Part 2..First Cross Country

The reality of riding across the country was starting to sink in by the second day. Even though I had trained by doing many fast double century rides and even some 24 hour events over 400 miles, I was not ready for the pounding pace of cross country riding. I remember getting back on the bike the second morning and riding up the hills on Rt. 40 through Frostburg, Maryland and Uniontown, Pennsylvania. These were the steepest and longest hills I had ever ridden. My 42 x 21 gear wasn’t enough. It was now Monday morning and I asked the support crew to go looking for a bike shop and find a 13 x 26 Suntour Ultra-6 freewheel.

A couple hours into the day our motor home was set up beside the road. It was time for breakfast. I stopped and my mom had made me a big plate of french toast. I welcomed the chance to sit down and eat. Most of my meals during the first week of the Double Transcontinental would be full plates of food eaten inside the motor home. It would not be until we had traveled almost 2,000 into New Mexico that we refined our pace and efficiency to eat most of my meals on the bike.

As I coasted into Frostburg, Maryland on Rt. 40 I had a strange sense of Daja vu. I felt that I had been there before doing the same thing. I then remembered a dream I had when I was about 16 years old. I had told about that dream to my parents and Susan years later of how I got interested in cross country riding. In the dream I was on a cross country trip. I was coasting down a steep hill of the eastern mountains with one hand on my hip and my upper body turned slightly to the left. During the dream I remember that I was at total peace with the bike and the fact that I would be riding across the country many times. My bike was white in the dream. I bought a white AMF Scorcher 10 speed bike for $69 later that summer in 1974. I always remembered that dream, even though most dreams disappear in a few hours. Riding into Frostburg made me realize dreams do come true. I was tired today but at peace on the bike. This was just the start of many more strange experiences that would evolve during the Double Transcontinental.
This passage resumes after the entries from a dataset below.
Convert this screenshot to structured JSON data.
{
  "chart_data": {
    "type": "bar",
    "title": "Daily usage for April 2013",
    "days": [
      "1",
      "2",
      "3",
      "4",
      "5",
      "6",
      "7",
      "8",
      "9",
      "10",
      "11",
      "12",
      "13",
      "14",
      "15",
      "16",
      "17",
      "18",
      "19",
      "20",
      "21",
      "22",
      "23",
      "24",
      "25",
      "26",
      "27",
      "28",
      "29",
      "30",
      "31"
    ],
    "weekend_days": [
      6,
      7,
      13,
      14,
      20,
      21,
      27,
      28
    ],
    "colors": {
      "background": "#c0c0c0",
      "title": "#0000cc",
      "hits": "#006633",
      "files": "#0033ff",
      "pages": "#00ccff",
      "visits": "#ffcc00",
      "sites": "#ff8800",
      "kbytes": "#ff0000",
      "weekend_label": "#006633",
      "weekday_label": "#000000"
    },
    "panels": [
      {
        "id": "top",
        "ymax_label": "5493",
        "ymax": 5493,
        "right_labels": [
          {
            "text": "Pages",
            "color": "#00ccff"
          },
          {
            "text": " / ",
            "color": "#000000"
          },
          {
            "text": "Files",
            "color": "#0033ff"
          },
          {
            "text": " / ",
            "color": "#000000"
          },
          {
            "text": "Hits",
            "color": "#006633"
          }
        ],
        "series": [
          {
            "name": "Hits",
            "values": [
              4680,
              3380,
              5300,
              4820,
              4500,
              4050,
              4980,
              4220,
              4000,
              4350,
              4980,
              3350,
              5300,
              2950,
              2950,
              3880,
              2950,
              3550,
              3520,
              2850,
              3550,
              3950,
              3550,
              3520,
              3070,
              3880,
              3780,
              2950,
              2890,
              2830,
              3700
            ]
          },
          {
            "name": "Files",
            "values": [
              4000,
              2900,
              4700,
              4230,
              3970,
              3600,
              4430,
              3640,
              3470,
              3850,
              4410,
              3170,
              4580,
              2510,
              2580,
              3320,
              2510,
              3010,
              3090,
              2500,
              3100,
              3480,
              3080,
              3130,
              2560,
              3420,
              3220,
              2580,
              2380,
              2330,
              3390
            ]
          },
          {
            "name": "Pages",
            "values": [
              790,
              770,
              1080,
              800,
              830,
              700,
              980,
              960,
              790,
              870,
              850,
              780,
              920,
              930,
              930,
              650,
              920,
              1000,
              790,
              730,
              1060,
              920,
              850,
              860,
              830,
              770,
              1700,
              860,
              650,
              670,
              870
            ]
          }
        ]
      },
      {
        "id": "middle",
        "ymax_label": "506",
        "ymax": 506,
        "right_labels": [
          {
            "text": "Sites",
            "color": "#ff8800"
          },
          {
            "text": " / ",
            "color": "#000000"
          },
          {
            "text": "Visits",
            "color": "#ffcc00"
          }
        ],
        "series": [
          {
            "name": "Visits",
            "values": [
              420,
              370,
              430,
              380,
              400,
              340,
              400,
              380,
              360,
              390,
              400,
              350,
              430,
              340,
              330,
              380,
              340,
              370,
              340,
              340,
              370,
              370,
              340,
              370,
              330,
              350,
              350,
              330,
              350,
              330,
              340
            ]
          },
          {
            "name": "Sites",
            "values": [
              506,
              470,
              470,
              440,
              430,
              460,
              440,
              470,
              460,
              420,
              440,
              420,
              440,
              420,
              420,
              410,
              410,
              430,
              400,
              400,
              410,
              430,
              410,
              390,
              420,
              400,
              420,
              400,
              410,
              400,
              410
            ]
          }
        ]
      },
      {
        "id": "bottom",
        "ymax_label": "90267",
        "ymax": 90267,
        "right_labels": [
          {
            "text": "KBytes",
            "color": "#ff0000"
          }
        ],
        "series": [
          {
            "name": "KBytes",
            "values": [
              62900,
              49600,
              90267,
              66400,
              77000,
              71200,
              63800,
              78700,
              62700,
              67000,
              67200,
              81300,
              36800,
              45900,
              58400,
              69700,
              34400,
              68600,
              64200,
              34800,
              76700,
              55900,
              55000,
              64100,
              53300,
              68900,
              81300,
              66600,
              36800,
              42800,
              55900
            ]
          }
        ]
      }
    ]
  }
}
As the support car went shopping for a new freewheel at a local bike shop, I just kept riding on Rt. 40. We were pretty relaxed about keeping the support crew near me and they would catch up to me later. I was by myself riding through town when my rear tire punctured with a loud pop. I inspected the tire and found a large piece of glass had made a one inch gash in my tire. There was no way to repair the tire with even a boot or new tube. In a way I was relieved. I would use this opportunity for a nap. I took off the wheel and laid my bike down near the residential sidewalk under the shade of maple tree. I was comfortable on the soft grass and maybe fell asleep for a few minutes. I was awoke by my support car stopping by the curb and yelling. They thought I had been hit by a car. I said I was fine and showed them the tire. We put on a spare wheel and I was riding again with new energy after my nap.

The crew had found a 13-26 freewheel and I changed wheels again. I wasn’t riding that strong and I needed the lower gears. It started to rain in the late afternoon. We entered Wheeling, West Virginia and splashed through the flooded streets. It was nearing sundown I was thinking about stopping for the night. All three of our support vehicles were waiting at a wide spot on the side of the road in a residential area. The owner of the house where we had stopped came out and said he had been expecting us. We had no idea who he was. He introduced himself as the president of the local Lion’s Club. He had heard about the Double Transcontinental Record from my local Harvard, Illinois Lion’s Club. I had given a bike talk to them about my plans and we were using the Record Attempt as a way to raise money for the National Lion’s Club eye glasses program. Wheeling is a big city and it was just by chance that we stopped front of the Lion Club’s President’s yard. We talked for 15 minutes and he gave us directions of an RV park in the area. I had only ridden 200 miles today from 6:00 AM to about 8:30 PM. I was really tired wanted to get out of my wet clothes and sleep in a dry bed tonight.